Mme X*** était là. À ces dernières paroles, son coeur s'émut, ses larmes coulèrent, et, pour éviter d'augmenter par son émotion l'émotion du malade, elle quitta l'appartement avec discrétion et prudence.
Alors, son époux tournant vers le prêtre un regard où se peignaient tour à tour et la reconnaissance et l'admiration:
—Merci, monsieur, merci! Je mourrai maintenant moins malheureux, puisque j'ai obtenu un pardon que je n'osais même pas implorer.
—Ne parlons plus de moi, répondit le ministre du ciel; mon pardon n'est rien, mon ami, ou bien peu de chose; je vous en apporte un autre, autrement précieux, autrement désirable, celui de Dieu lui-même. C'est lui qu'il faut aimer, lui qu'il faut bénir. Voyez! jusque dans ses châtiments il se montre bon père; c'est lui qui a fait naître en vous mon souvenir, lui encore qui me conduit ici pour consoler votre souffrance. Que vos larmes montent jusqu'à lui, voici l'heure de la réconciliation!

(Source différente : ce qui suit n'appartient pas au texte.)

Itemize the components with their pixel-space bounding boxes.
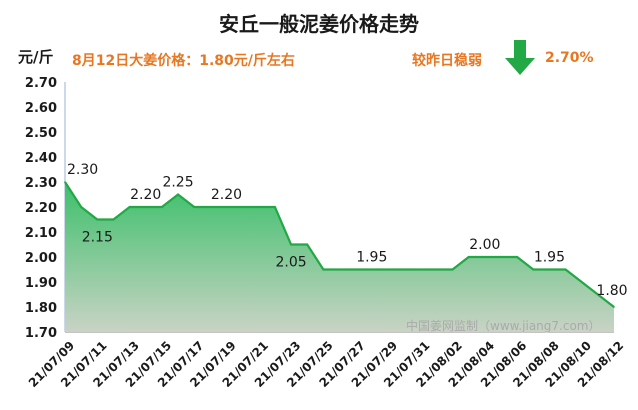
y-tick-label: 1.90 <box>25 276 57 291</box>
data-point <box>580 281 583 283</box>
data-point <box>80 206 82 208</box>
y-tick-label: 1.70 <box>25 326 57 341</box>
data-point <box>257 206 260 208</box>
data-label: 1.80 <box>596 283 627 299</box>
data-point <box>144 206 147 208</box>
data-point <box>306 243 309 246</box>
data-label: 1.95 <box>534 250 565 266</box>
data-point <box>484 256 486 258</box>
data-point <box>193 206 195 208</box>
price-area <box>65 182 614 332</box>
chart-title: 安丘一般泥姜价格走势 <box>219 12 419 36</box>
y-tick-label: 2.10 <box>25 226 57 241</box>
data-point <box>112 218 115 221</box>
data-point <box>532 268 535 271</box>
data-point <box>613 306 615 308</box>
data-point <box>564 268 567 271</box>
price-note: 8月12日大姜价格：1.80元/斤左右 <box>72 53 295 69</box>
data-point <box>322 268 325 271</box>
trend-percent: 2.70% <box>545 50 594 66</box>
y-tick-label: 2.40 <box>25 151 57 166</box>
data-point <box>548 268 551 271</box>
y-unit-label: 元/斤 <box>18 48 54 66</box>
data-point <box>241 206 244 208</box>
data-label: 2.20 <box>211 187 242 203</box>
y-tick-label: 2.70 <box>25 76 57 91</box>
data-point <box>128 206 131 208</box>
data-point <box>161 206 163 208</box>
data-point <box>354 268 357 271</box>
data-point <box>451 268 454 271</box>
data-point <box>435 268 438 271</box>
data-point <box>177 193 179 196</box>
data-label: 2.00 <box>469 237 500 253</box>
data-point <box>225 206 228 208</box>
data-label: 2.30 <box>67 162 98 178</box>
down-arrow-icon <box>505 40 535 75</box>
y-tick-label: 2.20 <box>25 201 57 216</box>
y-tick-label: 2.50 <box>25 126 57 141</box>
data-point <box>419 268 422 271</box>
data-label: 2.25 <box>162 175 193 191</box>
data-point <box>597 293 599 296</box>
trend-label: 较昨日稳弱 <box>412 53 482 69</box>
data-point <box>338 268 341 271</box>
data-point <box>516 256 518 258</box>
data-point <box>403 268 405 271</box>
data-point <box>467 256 470 258</box>
data-point <box>387 268 389 271</box>
data-label: 2.05 <box>275 255 306 271</box>
y-tick-label: 2.30 <box>25 176 57 191</box>
y-tick-label: 1.80 <box>25 301 57 316</box>
data-point <box>290 243 292 246</box>
data-point <box>209 206 212 208</box>
data-point <box>500 256 502 258</box>
data-point <box>370 268 373 271</box>
watermark: 中国姜网监制（www.jiang7.com） <box>406 318 600 333</box>
data-label: 2.20 <box>130 187 161 203</box>
y-tick-label: 2.00 <box>25 251 57 266</box>
y-tick-label: 2.60 <box>25 101 57 116</box>
data-point <box>274 206 276 208</box>
data-point <box>96 218 99 221</box>
data-point <box>64 181 66 183</box>
data-label: 1.95 <box>356 250 387 266</box>
data-label: 2.15 <box>82 230 113 246</box>
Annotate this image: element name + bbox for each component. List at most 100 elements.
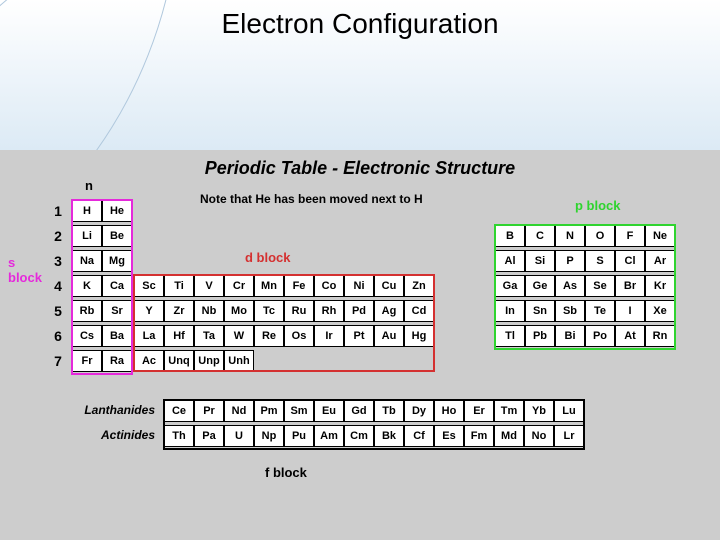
element-cell: Ca: [102, 275, 132, 297]
element-cell: Br: [615, 275, 645, 297]
element-cell: Tl: [495, 325, 525, 347]
element-cell: B: [495, 225, 525, 247]
element-cell: W: [224, 325, 254, 347]
element-cell: Cd: [404, 300, 434, 322]
element-cell: Cf: [404, 425, 434, 447]
element-cell: Mn: [254, 275, 284, 297]
period-number: 7: [48, 353, 68, 369]
element-cell: Rn: [645, 325, 675, 347]
period-number: 2: [48, 228, 68, 244]
element-cell: Pa: [194, 425, 224, 447]
element-cell: Co: [314, 275, 344, 297]
element-cell: Ac: [134, 350, 164, 372]
element-cell: P: [555, 250, 585, 272]
element-cell: Kr: [645, 275, 675, 297]
element-cell: Pt: [344, 325, 374, 347]
element-cell: Be: [102, 225, 132, 247]
element-cell: Nd: [224, 400, 254, 422]
element-cell: Th: [164, 425, 194, 447]
element-cell: Tm: [494, 400, 524, 422]
element-cell: Zr: [164, 300, 194, 322]
element-cell: I: [615, 300, 645, 322]
element-cell: U: [224, 425, 254, 447]
element-cell: Re: [254, 325, 284, 347]
element-cell: V: [194, 275, 224, 297]
period-number: 3: [48, 253, 68, 269]
element-cell: Gd: [344, 400, 374, 422]
element-cell: F: [615, 225, 645, 247]
element-cell: Po: [585, 325, 615, 347]
decorative-arc: [0, 0, 180, 150]
element-cell: Sn: [525, 300, 555, 322]
element-cell: Au: [374, 325, 404, 347]
element-cell: Ti: [164, 275, 194, 297]
element-cell: Y: [134, 300, 164, 322]
element-cell: Pb: [525, 325, 555, 347]
helium-note: Note that He has been moved next to H: [200, 192, 423, 208]
period-number: 6: [48, 328, 68, 344]
element-cell: Tc: [254, 300, 284, 322]
element-cell: Ga: [495, 275, 525, 297]
actinides-label: Actinides: [70, 428, 155, 442]
element-cell: Cl: [615, 250, 645, 272]
s-block-label: s block: [8, 255, 48, 285]
element-cell: C: [525, 225, 555, 247]
element-cell: Ar: [645, 250, 675, 272]
period-number: 1: [48, 203, 68, 219]
element-cell: As: [555, 275, 585, 297]
element-cell: Ba: [102, 325, 132, 347]
element-cell: Pm: [254, 400, 284, 422]
element-cell: Ru: [284, 300, 314, 322]
element-cell: At: [615, 325, 645, 347]
element-cell: Ta: [194, 325, 224, 347]
element-cell: H: [72, 200, 102, 222]
element-cell: Unp: [194, 350, 224, 372]
element-cell: Ce: [164, 400, 194, 422]
element-cell: N: [555, 225, 585, 247]
element-cell: Am: [314, 425, 344, 447]
element-cell: Sr: [102, 300, 132, 322]
element-cell: Lr: [554, 425, 584, 447]
element-cell: Er: [464, 400, 494, 422]
element-cell: Os: [284, 325, 314, 347]
element-cell: Hg: [404, 325, 434, 347]
n-label: n: [85, 178, 93, 193]
element-cell: Pd: [344, 300, 374, 322]
element-cell: Sb: [555, 300, 585, 322]
element-cell: Bk: [374, 425, 404, 447]
element-cell: Cr: [224, 275, 254, 297]
element-cell: O: [585, 225, 615, 247]
element-cell: Tb: [374, 400, 404, 422]
element-cell: Eu: [314, 400, 344, 422]
element-cell: Fm: [464, 425, 494, 447]
element-cell: Cu: [374, 275, 404, 297]
period-number: 5: [48, 303, 68, 319]
element-cell: Sm: [284, 400, 314, 422]
element-cell: No: [524, 425, 554, 447]
element-cell: Zn: [404, 275, 434, 297]
element-cell: Ir: [314, 325, 344, 347]
element-cell: Unq: [164, 350, 194, 372]
element-cell: Se: [585, 275, 615, 297]
period-number: 4: [48, 278, 68, 294]
element-cell: Ra: [102, 350, 132, 372]
element-cell: Dy: [404, 400, 434, 422]
subtitle: Periodic Table - Electronic Structure: [0, 158, 720, 179]
element-cell: Ge: [525, 275, 555, 297]
element-cell: Lu: [554, 400, 584, 422]
element-cell: Xe: [645, 300, 675, 322]
element-cell: Mg: [102, 250, 132, 272]
element-cell: Es: [434, 425, 464, 447]
element-cell: Yb: [524, 400, 554, 422]
element-cell: S: [585, 250, 615, 272]
element-cell: Pr: [194, 400, 224, 422]
element-cell: Cs: [72, 325, 102, 347]
d-block-label: d block: [245, 250, 291, 265]
p-block-label: p block: [575, 198, 621, 213]
element-cell: Rb: [72, 300, 102, 322]
element-cell: Md: [494, 425, 524, 447]
element-cell: Ni: [344, 275, 374, 297]
element-cell: In: [495, 300, 525, 322]
element-cell: Fr: [72, 350, 102, 372]
element-cell: Si: [525, 250, 555, 272]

Et le prêtre s'approcha bien près du lit du mourant.
Dieu seul entendit les aveux du coupable et les paroles consolatrices du prêtre. Ce que nous savons, nous, c'est que les aveux de l'un furent souvent interrompus pas des sanglots, et que les paroles de l'autre furent accompagnées de douces larmes. Et quand ce secret entretien fut achevé, le vieillard s'inclina plus près encore du pénitent et déposa sur son front pâle le baiser de la paix.
Le lendemain, le vieux prêtre revint auprès de son cher malade, portant dans ses mains le gage du salut, le sceau de la réconciliation. Le moribond, avec la piété d'un chrétien, la foi vive d'un fidèle, s'unit intimement au Seigneur, et, quelques heures après, il expira dans les sentiments d'une espérance, d'une confiance illimitées, car il allait vers Dieu, accompagné par Dieu même!